TERAS7.COM – Menghadapi potensi bencana alam saat musim penghujan, Badan Penanggulangan Bencana Daerah (BPBD) Kabupaten Banjar menggelar Rapat Koordinasi Penanggulangan Bencana Banjir, Puting Beliung, dan Tanah Longsor (PB Batingsor) Tahun Anggaran 2025, di Hotel Roditha Banjarbaru, Selasa (21/10/2025).
Kegiatan tersebut dibuka secara resmi oleh Wakil Bupati Banjar, Habib Idrus Al Habsyi, dan dihadiri unsur TNI/Polri, para camat, organisasi kemasyarakatan, serta relawan kebencanaan dari berbagai wilayah di Kabupaten Banjar.
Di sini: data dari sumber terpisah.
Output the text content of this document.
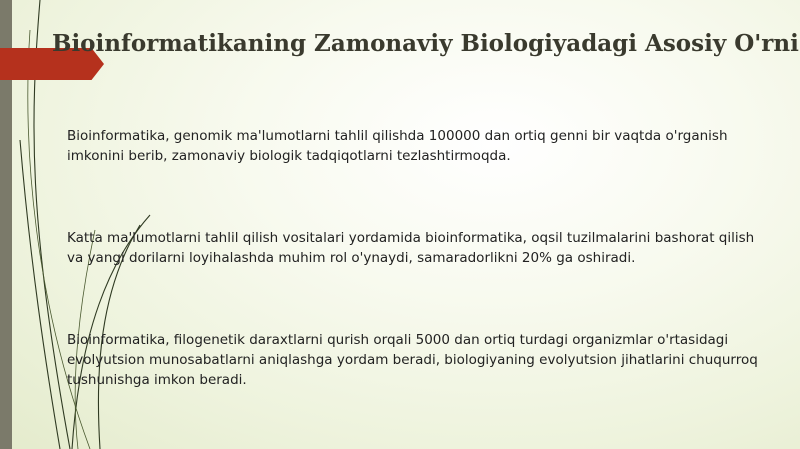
Bioinformatikaning Zamonaviy Biologiyadagi Asosiy O'rni

Bioinformatika, genomik ma'lumotlarni tahlil qilishda 100000 dan ortiq genni bir vaqtda o'rganish imkonini berib, zamonaviy biologik tadqiqotlarni tezlashtirmoqda.

Katta ma'lumotlarni tahlil qilish vositalari yordamida bioinformatika, oqsil tuzilmalarini bashorat qilish va yangi dorilarni loyihalashda muhim rol o'ynaydi, samaradorlikni 20% ga oshiradi.

Bioinformatika, filogenetik daraxtlarni qurish orqali 5000 dan ortiq turdagi organizmlar o'rtasidagi evolyutsion munosabatlarni aniqlashga yordam beradi, biologiyaning evolyutsion jihatlarini chuqurroq tushunishga imkon beradi.
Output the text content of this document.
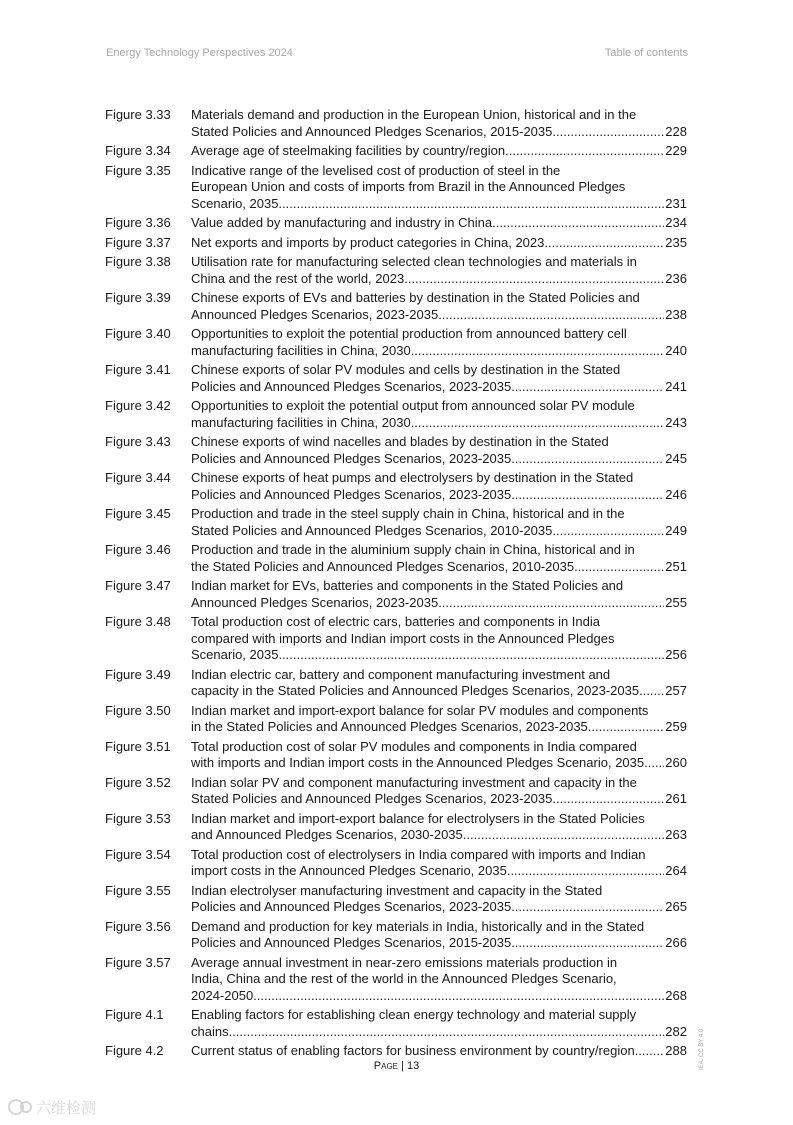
Energy Technology Perspectives 2024	Table of contents
Figure 3.33	Materials demand and production in the European Union, historical and in the
Stated Policies and Announced Pledges Scenarios, 2015-2035 .....	228
Figure 3.34	Average age of steelmaking facilities by country/region .....	229
Figure 3.35	Indicative range of the levelised cost of production of steel in the
European Union and costs of imports from Brazil in the Announced Pledges
Scenario, 2035 .....	231
Figure 3.36	Value added by manufacturing and industry in China .....	234
Figure 3.37	Net exports and imports by product categories in China, 2023 .....	235
Figure 3.38	Utilisation rate for manufacturing selected clean technologies and materials in
China and the rest of the world, 2023 .....	236
Figure 3.39	Chinese exports of EVs and batteries by destination in the Stated Policies and
Announced Pledges Scenarios, 2023-2035 .....	238
Figure 3.40	Opportunities to exploit the potential production from announced battery cell
manufacturing facilities in China, 2030 .....	240
Figure 3.41	Chinese exports of solar PV modules and cells by destination in the Stated
Policies and Announced Pledges Scenarios, 2023-2035 .....	241
Figure 3.42	Opportunities to exploit the potential output from announced solar PV module
manufacturing facilities in China, 2030 .....	243
Figure 3.43	Chinese exports of wind nacelles and blades by destination in the Stated
Policies and Announced Pledges Scenarios, 2023-2035 .....	245
Figure 3.44	Chinese exports of heat pumps and electrolysers by destination in the Stated
Policies and Announced Pledges Scenarios, 2023-2035 .....	246
Figure 3.45	Production and trade in the steel supply chain in China, historical and in the
Stated Policies and Announced Pledges Scenarios, 2010-2035 .....	249
Figure 3.46	Production and trade in the aluminium supply chain in China, historical and in
the Stated Policies and Announced Pledges Scenarios, 2010-2035 .....	251
Figure 3.47	Indian market for EVs, batteries and components in the Stated Policies and
Announced Pledges Scenarios, 2023-2035 .....	255
Figure 3.48	Total production cost of electric cars, batteries and components in India
compared with imports and Indian import costs in the Announced Pledges
Scenario, 2035 .....	256
Figure 3.49	Indian electric car, battery and component manufacturing investment and
capacity in the Stated Policies and Announced Pledges Scenarios, 2023-2035 ..... 257
Figure 3.50	Indian market and import-export balance for solar PV modules and components
in the Stated Policies and Announced Pledges Scenarios, 2023-2035 .....	259
Figure 3.51	Total production cost of solar PV modules and components in India compared
with imports and Indian import costs in the Announced Pledges Scenario, 2035 ..... 260
Figure 3.52	Indian solar PV and component manufacturing investment and capacity in the
Stated Policies and Announced Pledges Scenarios, 2023-2035 .....	261
Figure 3.53	Indian market and import-export balance for electrolysers in the Stated Policies
and Announced Pledges Scenarios, 2030-2035 .....	263
Figure 3.54	Total production cost of electrolysers in India compared with imports and Indian
import costs in the Announced Pledges Scenario, 2035 .....	264
Figure 3.55	Indian electrolyser manufacturing investment and capacity in the Stated
Policies and Announced Pledges Scenarios, 2023-2035 .....	265
Figure 3.56	Demand and production for key materials in India, historically and in the Stated
Policies and Announced Pledges Scenarios, 2015-2035 .....	266
Figure 3.57	Average annual investment in near-zero emissions materials production in
India, China and the rest of the world in the Announced Pledges Scenario,
2024-2050 .....	268
Figure 4.1	Enabling factors for establishing clean energy technology and material supply
chains .....	282
Figure 4.2	Current status of enabling factors for business environment by country/region ..... 288
Page | 13	IEA. CC BY 4.0.
六维检测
Habib Idrus menekankan pentingnya kesiapsiagaan seluruh pihak menghadapi potensi bencana yang rutin terjadi di wilayah Banjar. Menurutnya, daerah ini memiliki tingkat kerawanan cukup tinggi terhadap banjir, angin puting beliung, dan tanah longsor, terutama pada periode akhir tahun hingga awal tahun berikutnya.
“Kita belajar dari kejadian sebelumnya, di mana banjir melanda Kecamatan Martapura Timur, Sungai Tabuk, dan Aluh-Aluh. Tanah longsor juga sempat terjadi di Sambung Makmur dan Paramasan, sementara puting beliung merusak sejumlah desa,” ungkap Habib Idrus.
Ia menegaskan, rakor ini menjadi langkah penting untuk memperkuat koordinasi dan kesiapsiagaan lintas sektor dalam menghadapi bencana yang tidak dapat diprediksi. Wabup juga menyampaikan empat poin utama yang harus menjadi fokus bersama, di antaranya:
- Peningkatan kesiapsiagaan dini, khususnya di wilayah rawan bencana.
- Penguatan koordinasi antarinstansi dalam upaya antisipasi dan mitigasi.
- Pemberdayaan masyarakat melalui edukasi dan sosialisasi kebencanaan.
- Optimalisasi sumber daya seperti personel, peralatan, dan logistik penanganan bencana.
Sementara itu, Plt Kepala Pelaksana BPBD Banjar, Yayan Daryanto, mengatakan rakor ini bertujuan memastikan seluruh pemangku kepentingan memiliki langkah yang terarah dan siap menghadapi musim hujan.
“Kami ingin memastikan kesiapan seluruh elemen, baik pemerintah maupun masyarakat, agar penanganan bencana bisa dilakukan lebih cepat, tepat, dan terkoordinasi,” jelas Yayan.
Ia menambahkan, hasil pembahasan dalam rakor ini akan menjadi bahan laporan kepada Bupati Banjar sebagai dasar dalam penetapan status dan langkah penanganan bencana di wilayah tersebut.
Dengan dilaksanakannya rakor PB Batingsor ini, pemerintah daerah berharap risiko bencana di Kabupaten Banjar dapat ditekan semaksimal mungkin, serta sinergi antarinstansi terus terjaga demi keselamatan masyarakat.